[Mesa-dev] [PATCH 2/2] i965/hsw: Set MOCS for surfaces
Eric Anholt
eric at anholt.net
Fri May 10 10:16:56 PDT 2013
Chad Versace <chad.versace at linux.intel.com> writes:
> The drivers was setting MOCS (Memory Object Control State) to 0 for all
> objects. This patch sets it as following:
> renderbuffer, depthbuffer => LLC uncacheable, L3 cacheable
> texture, stencil, hiz => LLC cacheable, L3 cacheable
>
> The goal here is to avoid blowing out the LLC with too-large buffers.
>
> Performance gains:
> Haswell Harris Beach GT3
> Android 4.2.2
> kernel based on 3.8-4fc7c97
>
> GLBenchmark 2.5.1 Egypt HD C24Z16 Offscreen DXT1
> +32.0309% +/- 0.775397%, n = 5, 95% confidence
>
> GLBenchmark 2.7 T-Rex HD C24Z16 Offscreen Fixed timestep ETC1
> +20.2435% +/- 0.821163%, n = 5, 95% confidence
>
> Tested-by: Matt Turner <mattst88 at gmail.com>
> Signed-off-by: Chad Versace <chad.versace at linux.intel.com>
There are two separate changes here:
- Make textures L3 cacheable.
- Change the RB caching to something new.

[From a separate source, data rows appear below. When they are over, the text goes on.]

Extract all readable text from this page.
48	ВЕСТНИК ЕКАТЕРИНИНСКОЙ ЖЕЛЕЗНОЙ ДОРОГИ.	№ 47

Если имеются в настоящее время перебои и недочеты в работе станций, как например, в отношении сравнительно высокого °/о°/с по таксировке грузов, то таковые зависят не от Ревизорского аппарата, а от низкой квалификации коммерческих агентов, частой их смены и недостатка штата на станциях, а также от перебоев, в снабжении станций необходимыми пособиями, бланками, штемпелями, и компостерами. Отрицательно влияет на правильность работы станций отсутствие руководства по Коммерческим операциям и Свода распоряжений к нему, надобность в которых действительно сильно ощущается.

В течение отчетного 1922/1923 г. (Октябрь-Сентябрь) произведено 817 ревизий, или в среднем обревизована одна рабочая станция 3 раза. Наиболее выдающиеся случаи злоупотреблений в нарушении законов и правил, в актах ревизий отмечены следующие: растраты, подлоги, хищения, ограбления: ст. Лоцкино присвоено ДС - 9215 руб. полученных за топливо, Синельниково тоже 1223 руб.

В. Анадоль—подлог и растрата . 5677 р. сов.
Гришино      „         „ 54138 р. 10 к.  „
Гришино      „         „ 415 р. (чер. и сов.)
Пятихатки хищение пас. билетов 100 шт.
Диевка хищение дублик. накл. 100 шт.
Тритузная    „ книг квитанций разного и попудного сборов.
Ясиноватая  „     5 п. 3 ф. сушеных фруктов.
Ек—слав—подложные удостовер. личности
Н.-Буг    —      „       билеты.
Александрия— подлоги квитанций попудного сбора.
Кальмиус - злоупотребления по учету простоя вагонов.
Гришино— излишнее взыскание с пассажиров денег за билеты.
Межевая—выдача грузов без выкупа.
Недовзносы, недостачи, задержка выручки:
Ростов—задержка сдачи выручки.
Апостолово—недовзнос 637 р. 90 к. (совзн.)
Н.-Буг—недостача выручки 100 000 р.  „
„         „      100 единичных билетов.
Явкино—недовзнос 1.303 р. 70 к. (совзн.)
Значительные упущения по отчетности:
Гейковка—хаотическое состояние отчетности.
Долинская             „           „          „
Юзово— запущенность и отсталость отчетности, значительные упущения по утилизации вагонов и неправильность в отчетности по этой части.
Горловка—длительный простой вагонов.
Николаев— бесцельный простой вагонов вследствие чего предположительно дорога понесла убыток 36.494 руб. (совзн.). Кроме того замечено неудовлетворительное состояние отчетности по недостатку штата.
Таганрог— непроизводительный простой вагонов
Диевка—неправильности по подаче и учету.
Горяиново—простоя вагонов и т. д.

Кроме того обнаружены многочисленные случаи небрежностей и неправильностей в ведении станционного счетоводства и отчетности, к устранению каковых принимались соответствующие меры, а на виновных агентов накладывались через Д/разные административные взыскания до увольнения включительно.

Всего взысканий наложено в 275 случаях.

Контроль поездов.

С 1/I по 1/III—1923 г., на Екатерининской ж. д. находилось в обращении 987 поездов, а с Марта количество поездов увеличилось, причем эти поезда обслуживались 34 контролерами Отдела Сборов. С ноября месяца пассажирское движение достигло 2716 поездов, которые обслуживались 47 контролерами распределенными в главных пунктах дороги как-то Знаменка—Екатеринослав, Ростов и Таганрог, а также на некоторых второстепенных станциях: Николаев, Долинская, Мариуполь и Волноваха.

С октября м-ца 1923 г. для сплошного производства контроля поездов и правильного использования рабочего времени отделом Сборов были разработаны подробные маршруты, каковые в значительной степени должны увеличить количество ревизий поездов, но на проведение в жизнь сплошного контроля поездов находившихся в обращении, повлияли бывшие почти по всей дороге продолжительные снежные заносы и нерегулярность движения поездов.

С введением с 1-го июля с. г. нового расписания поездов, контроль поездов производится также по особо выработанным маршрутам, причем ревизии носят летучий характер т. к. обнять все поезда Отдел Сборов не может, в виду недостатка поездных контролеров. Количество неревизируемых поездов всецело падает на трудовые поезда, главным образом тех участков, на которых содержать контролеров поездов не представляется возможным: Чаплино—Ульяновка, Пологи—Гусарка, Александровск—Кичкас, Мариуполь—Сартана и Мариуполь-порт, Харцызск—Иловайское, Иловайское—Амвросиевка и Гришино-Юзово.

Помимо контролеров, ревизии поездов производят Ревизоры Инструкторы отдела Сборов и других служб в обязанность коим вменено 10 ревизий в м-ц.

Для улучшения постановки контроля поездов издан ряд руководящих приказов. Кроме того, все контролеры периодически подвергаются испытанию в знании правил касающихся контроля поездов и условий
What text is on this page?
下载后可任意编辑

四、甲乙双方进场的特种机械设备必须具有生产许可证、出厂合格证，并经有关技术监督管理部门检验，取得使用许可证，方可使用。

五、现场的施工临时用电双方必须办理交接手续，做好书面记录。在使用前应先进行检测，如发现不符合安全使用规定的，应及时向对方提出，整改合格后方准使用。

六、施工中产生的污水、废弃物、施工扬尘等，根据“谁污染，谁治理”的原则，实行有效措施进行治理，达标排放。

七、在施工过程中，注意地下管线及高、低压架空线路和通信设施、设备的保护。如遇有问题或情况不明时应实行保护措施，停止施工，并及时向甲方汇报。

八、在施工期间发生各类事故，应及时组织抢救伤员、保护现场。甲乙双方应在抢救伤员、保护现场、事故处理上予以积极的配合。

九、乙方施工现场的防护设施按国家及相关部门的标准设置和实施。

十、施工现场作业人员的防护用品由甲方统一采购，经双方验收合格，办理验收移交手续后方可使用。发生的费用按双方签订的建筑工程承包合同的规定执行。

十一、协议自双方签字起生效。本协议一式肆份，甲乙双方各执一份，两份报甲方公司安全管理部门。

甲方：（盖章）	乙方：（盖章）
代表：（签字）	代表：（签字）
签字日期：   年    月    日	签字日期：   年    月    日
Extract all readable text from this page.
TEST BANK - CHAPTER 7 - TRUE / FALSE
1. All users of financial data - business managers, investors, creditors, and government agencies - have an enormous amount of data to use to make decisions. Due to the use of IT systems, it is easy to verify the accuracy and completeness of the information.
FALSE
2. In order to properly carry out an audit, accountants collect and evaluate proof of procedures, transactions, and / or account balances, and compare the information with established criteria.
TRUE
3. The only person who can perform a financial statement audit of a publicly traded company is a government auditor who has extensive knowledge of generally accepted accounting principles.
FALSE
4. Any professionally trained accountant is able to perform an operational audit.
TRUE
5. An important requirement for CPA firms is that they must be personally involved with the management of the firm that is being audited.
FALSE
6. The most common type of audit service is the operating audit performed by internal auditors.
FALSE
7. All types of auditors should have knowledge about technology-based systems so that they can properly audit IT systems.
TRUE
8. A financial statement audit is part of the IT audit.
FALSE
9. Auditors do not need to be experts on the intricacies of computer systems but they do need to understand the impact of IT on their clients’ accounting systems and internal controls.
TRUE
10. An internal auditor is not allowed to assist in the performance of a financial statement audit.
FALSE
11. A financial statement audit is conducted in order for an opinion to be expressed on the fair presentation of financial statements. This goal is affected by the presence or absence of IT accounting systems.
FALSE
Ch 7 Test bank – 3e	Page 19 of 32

The L3 for textures seems obviously good. That cache gets used for
almost nothing else currently (VS pull constants, which are small, and
instruction cache, is a bit larger but the working set is still very
small at any time within a frame).
The render cache change needs more data. It seems obvious to me, and
the spec spells it out, that a change like this is trying to tune the
workload so that things that get cache hits less frequently (render
targets) don't get put in LLC such that their less-likely-to-hit
accesses push out something that would have been likely to have a cache
hit (texturing).
So, what if your render targets and your textures *both* fit in LLC?
This change needs testing across multiple apps and resolutions.